PALI//Linksumsel-Acara talkshow kebudayaan bertema “Ngirup Cuko” yang digelar Balai Pelestarian Kebudayaan (BPK) Wilayah VI Sumatera Selatan bersama salah satu televisi nasional di Kompleks Cagar Budaya Nasional Candi Bumi Ayu, Jumat (6/12/2025), menghadirkan perspektif menarik mengenai sejarah kawasan tersebut.
Sehingga muncul pertanyaan besar bagi publik, bahkan salah satu tokoh politik central di Sumatera Selatan yaitu Gubernur H. Herman Deru.
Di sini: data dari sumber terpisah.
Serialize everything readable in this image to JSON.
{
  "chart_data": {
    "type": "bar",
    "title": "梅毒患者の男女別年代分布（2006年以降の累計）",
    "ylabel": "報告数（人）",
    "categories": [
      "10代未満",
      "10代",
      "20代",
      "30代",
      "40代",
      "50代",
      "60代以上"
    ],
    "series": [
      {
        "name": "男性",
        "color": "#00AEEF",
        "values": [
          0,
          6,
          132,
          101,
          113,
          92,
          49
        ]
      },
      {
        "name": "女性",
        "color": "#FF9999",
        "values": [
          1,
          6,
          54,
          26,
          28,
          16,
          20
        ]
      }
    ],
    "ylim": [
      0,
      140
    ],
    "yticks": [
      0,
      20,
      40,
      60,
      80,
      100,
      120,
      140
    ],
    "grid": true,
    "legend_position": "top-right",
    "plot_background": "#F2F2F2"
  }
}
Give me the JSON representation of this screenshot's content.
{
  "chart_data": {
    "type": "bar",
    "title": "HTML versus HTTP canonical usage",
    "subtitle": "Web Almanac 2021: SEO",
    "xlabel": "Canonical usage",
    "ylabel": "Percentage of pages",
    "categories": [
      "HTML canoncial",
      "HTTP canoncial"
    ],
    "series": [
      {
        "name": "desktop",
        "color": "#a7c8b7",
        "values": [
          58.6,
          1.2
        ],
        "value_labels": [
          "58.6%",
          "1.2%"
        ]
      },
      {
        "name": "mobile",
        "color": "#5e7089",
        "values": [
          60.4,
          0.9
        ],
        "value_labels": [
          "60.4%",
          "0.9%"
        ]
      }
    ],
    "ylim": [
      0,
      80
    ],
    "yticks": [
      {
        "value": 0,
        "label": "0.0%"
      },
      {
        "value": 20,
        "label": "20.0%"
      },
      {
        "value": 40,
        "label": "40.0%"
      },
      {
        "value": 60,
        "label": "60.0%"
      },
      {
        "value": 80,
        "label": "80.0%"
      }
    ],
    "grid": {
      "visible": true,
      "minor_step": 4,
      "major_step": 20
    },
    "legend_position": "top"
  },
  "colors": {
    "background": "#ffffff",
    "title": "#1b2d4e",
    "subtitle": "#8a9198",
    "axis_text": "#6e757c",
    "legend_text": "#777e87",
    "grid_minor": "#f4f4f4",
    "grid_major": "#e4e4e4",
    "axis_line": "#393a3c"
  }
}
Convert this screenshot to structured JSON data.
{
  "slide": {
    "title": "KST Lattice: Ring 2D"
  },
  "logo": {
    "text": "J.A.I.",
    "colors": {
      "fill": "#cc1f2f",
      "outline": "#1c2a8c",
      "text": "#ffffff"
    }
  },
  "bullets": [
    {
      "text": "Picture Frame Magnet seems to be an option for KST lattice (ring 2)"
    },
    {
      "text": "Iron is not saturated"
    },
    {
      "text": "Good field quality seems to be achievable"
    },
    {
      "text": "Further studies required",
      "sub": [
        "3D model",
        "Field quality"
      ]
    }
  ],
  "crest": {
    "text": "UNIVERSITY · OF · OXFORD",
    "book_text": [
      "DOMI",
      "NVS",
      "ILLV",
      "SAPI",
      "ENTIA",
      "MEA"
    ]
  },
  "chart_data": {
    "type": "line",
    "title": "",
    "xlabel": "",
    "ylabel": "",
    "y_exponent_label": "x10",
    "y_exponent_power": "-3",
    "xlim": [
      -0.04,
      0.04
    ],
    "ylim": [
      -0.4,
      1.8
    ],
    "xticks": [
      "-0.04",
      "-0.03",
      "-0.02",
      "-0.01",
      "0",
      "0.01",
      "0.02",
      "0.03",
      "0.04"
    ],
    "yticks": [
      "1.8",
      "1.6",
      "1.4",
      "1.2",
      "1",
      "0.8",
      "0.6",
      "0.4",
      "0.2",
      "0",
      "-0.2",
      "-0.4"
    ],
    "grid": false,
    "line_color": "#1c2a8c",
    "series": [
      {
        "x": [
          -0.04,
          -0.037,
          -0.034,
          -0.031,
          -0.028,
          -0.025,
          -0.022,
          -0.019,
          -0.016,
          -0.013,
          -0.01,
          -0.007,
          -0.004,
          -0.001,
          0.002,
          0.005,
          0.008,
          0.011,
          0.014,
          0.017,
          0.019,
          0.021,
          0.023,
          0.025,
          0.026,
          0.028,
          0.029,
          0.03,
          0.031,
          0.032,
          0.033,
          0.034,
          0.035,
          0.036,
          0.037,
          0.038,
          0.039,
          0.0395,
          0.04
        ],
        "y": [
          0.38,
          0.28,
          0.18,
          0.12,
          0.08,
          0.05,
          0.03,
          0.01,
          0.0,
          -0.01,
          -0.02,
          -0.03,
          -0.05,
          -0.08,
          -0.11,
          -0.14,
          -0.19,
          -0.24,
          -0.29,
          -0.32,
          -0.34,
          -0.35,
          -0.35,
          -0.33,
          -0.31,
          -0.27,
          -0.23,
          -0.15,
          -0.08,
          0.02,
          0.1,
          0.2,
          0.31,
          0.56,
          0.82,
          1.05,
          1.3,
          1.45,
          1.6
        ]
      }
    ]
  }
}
Kepala BPK Wilayah VI sekaligus arkeolog, Kristanto, memaparkan makna filosofis Candi Bumi Ayu yang menurutnya menjadi representasi penting nilai toleransi sejak abad lampau.
“Kemaren pada saat acara Pestival Candi Bumi Ayu saya sempat di tanya sama pak Gubernur, Apa sih nilai lebih dari Candi Bumi Ayu ini,” kata Kristanto.
Jejak Toleransi dari Abad ke-7
Kristanto menjelaskan bahwa Candi Bumi Ayu dibangun pada masa kejayaan Kerajaan Sriwijaya, yang mencapai puncak pengaruhnya pada abad ke-7 hingga abad ke-11. Meski Sriwijaya dikenal sebagai kerajaan atau kedatuan yang didominasi agama Buddha, temuan arsitektur Hindu berukuran besar di Bumi Ayu membuktikan keberagaman hidup berdampingan sejak masa itu.
“Kerajaan Sriwijaya dominan dengan agama Buddha. Tapi di kawasan mereka berdiri sebuah candi Hindu yang cukup besar. Artinya, ini bentuk toleransi yang disampaikan Sriwijaya sampai kepada kita saat ini,” ujarnya.
Kristanto menegaskan bahwa umat Hindu di kawasan itu dapat hidup dan menjalankan ajarannya meski berbeda dengan arus utama Sriwijaya kala itu.
“Ada nilai-nilai toleransi. Walaupun berbeda dengan dominasi agama Buddha, umat Hindu tetap hidup sesuai aturan yang ada. Ini pelajaran bahwa kita harus menghargai perbedaan,” katanya.
Menurutnya, keberadaan Candi Bumi Ayu sekaligus menunjukkan bahwa masyarakat PALI memiliki akar budaya toleransi yang kuat sejak zaman kuno.
“Budaya masyarakat PALI terbukti dari zaman dahulu sangat kental dengan toleransi,” tegasnya.
Pemugaran Belum Selesai, Butuh Keahlian Tingkat Tinggi
Terkait kondisi fisik Candi Bumi Ayu saat ini, Kristanto menjelaskan bahwa proses pemugaran belum dilakukan secara total karena masih membutuhkan kajian mendalam dan tenaga ahli khusus.
“Candi-candi di Bumi Ayu belum selesai dipugar secara utuh karena kita belum melihat bentuk aslinya secara lengkap,” jelasnya.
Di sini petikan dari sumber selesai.